El presidente del Vioño coruñés, Julio Otero (A Coruña, 1940) agredido por unos jugadores juveniles del Sin Querer, pasaba la tarde de ayer en la sede del club mientras se recuperaba de las heridas provocadas por los golpes, un hematoma en el pómulo, un derrame ocular y una brecha en la ceja que requirió tres puntos de sutura. «Yo estaba dudando si dejar el fútbol en agosto, pero después de esto me lo estoy pensando muy en serio», dice apesadumbrado.
«Mi esposa está muy afectada y a mí me parece increíble verme en esto, yo que recibí golpes por proteger a un árbitro cuando era jugador, que expulsé a un padre por provocar en el partido de su hijo, y que recomendé que no convocásemos a uno de nuestros jugadores conflictivos para evitar problemas ante el Sin Querer...», lamenta.

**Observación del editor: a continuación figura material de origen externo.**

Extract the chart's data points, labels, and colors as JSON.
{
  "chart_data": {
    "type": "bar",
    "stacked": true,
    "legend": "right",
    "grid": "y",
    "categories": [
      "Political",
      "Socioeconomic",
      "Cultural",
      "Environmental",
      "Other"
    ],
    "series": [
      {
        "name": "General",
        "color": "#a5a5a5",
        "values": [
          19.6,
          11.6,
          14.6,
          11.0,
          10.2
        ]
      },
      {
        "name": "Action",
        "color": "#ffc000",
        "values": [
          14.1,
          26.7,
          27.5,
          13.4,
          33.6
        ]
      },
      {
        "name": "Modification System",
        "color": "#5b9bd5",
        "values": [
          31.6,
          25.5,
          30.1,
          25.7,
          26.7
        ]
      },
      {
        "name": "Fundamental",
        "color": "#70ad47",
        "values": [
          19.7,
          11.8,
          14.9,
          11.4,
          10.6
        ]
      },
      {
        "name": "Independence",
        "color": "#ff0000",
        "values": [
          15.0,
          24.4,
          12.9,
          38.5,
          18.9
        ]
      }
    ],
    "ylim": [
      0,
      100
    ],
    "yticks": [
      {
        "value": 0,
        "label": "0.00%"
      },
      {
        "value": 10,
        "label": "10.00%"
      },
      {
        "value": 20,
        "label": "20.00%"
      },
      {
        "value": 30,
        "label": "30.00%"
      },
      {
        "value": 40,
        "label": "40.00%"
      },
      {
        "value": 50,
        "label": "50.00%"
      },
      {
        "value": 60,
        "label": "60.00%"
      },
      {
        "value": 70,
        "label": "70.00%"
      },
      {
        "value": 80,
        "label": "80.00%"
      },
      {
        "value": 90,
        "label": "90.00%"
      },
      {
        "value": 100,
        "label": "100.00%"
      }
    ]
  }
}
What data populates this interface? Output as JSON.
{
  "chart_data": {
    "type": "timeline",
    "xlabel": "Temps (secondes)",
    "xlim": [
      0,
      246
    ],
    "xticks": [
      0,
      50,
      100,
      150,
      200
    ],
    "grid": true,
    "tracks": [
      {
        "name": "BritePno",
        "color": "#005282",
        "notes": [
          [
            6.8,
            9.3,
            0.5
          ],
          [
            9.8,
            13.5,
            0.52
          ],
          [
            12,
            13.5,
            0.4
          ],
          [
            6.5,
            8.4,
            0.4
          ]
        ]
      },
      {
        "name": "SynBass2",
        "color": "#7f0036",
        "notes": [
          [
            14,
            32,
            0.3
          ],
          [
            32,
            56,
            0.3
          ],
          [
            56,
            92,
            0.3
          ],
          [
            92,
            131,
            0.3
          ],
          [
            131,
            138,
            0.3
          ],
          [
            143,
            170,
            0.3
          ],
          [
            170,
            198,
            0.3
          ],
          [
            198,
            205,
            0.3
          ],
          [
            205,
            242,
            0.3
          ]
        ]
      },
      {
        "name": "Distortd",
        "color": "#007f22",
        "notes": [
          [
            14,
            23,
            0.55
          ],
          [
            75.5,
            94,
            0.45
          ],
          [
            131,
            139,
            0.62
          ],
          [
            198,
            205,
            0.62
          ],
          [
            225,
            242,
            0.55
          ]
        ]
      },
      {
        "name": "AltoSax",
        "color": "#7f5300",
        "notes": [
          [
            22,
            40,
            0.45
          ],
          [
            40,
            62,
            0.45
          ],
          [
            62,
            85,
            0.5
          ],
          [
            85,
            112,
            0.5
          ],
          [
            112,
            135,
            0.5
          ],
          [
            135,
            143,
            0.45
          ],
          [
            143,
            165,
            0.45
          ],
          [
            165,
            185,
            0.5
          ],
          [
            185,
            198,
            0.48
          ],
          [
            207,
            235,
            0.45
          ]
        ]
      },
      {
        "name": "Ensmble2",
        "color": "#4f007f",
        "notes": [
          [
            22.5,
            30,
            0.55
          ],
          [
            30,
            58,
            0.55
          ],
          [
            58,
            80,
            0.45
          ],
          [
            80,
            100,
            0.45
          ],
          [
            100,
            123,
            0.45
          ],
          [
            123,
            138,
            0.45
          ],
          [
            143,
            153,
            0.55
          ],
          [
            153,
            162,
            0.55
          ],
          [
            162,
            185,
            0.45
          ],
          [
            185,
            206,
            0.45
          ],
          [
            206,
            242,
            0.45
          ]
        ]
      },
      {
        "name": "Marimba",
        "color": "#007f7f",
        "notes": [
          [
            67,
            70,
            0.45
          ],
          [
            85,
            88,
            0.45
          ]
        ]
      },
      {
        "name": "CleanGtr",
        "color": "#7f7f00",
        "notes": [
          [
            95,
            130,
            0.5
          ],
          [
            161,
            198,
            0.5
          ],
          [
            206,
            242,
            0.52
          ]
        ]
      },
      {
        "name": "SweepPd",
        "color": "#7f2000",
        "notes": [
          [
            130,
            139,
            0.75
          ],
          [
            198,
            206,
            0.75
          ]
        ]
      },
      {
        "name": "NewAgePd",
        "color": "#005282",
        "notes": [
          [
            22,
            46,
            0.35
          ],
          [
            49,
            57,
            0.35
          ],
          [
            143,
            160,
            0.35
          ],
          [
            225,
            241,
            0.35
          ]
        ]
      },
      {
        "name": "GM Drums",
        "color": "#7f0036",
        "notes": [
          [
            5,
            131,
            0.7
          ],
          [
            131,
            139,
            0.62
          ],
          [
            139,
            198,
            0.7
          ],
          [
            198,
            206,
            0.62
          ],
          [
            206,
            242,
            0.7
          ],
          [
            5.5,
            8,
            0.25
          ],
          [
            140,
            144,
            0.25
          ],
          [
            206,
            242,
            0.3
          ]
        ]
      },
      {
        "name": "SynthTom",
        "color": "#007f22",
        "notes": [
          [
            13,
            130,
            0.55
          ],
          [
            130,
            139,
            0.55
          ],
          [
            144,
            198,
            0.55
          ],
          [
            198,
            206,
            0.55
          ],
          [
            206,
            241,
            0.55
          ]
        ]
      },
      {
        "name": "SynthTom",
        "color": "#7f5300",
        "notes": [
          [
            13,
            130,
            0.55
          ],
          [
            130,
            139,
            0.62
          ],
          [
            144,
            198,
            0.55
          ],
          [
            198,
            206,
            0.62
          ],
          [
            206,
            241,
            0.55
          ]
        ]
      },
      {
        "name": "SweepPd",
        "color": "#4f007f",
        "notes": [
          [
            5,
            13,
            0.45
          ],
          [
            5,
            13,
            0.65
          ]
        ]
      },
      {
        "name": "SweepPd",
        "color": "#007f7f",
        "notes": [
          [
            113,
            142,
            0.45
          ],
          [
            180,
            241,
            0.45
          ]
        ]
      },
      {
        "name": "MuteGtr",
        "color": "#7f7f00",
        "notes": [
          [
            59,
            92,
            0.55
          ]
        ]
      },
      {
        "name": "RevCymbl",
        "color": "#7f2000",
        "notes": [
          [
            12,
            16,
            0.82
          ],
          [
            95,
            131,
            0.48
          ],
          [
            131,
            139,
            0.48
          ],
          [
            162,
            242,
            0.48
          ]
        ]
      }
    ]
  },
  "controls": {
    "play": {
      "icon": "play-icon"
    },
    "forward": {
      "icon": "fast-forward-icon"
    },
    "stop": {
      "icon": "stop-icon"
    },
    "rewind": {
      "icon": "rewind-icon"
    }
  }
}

Otero tiene claro quiénes son los responsables de la violencia en el fútbol gallego y los mecanismos para terminar con ella. «En categorías inferiores, los padres son los culpables. Los de mis agresores, ni han llamado para interesarse», explica. «Y el único organismo con verdaderas competencias para erradicar esto es la federación. Debería inhabilitar de por vida a los violentos, quitarles la licencia», argumenta. Sin embargo, no exime a los clubes de sus propios cargos. «En la próxima asamblea de la AFAC propondré que los clubes no fichen a los jugadores que han agredido, que nadie los quiera en sus equipos», anuncia.
Julio Otero piensa que se trata de un problema educacional en el que se inhibe hasta la policía. «Muchos son menores de edad, saben que no les castigan. Antes al contrario, para ellos la violencia es su diversión, presumen de ello. Ni los padres se dan cuenta de lo grave de la situación», zanja.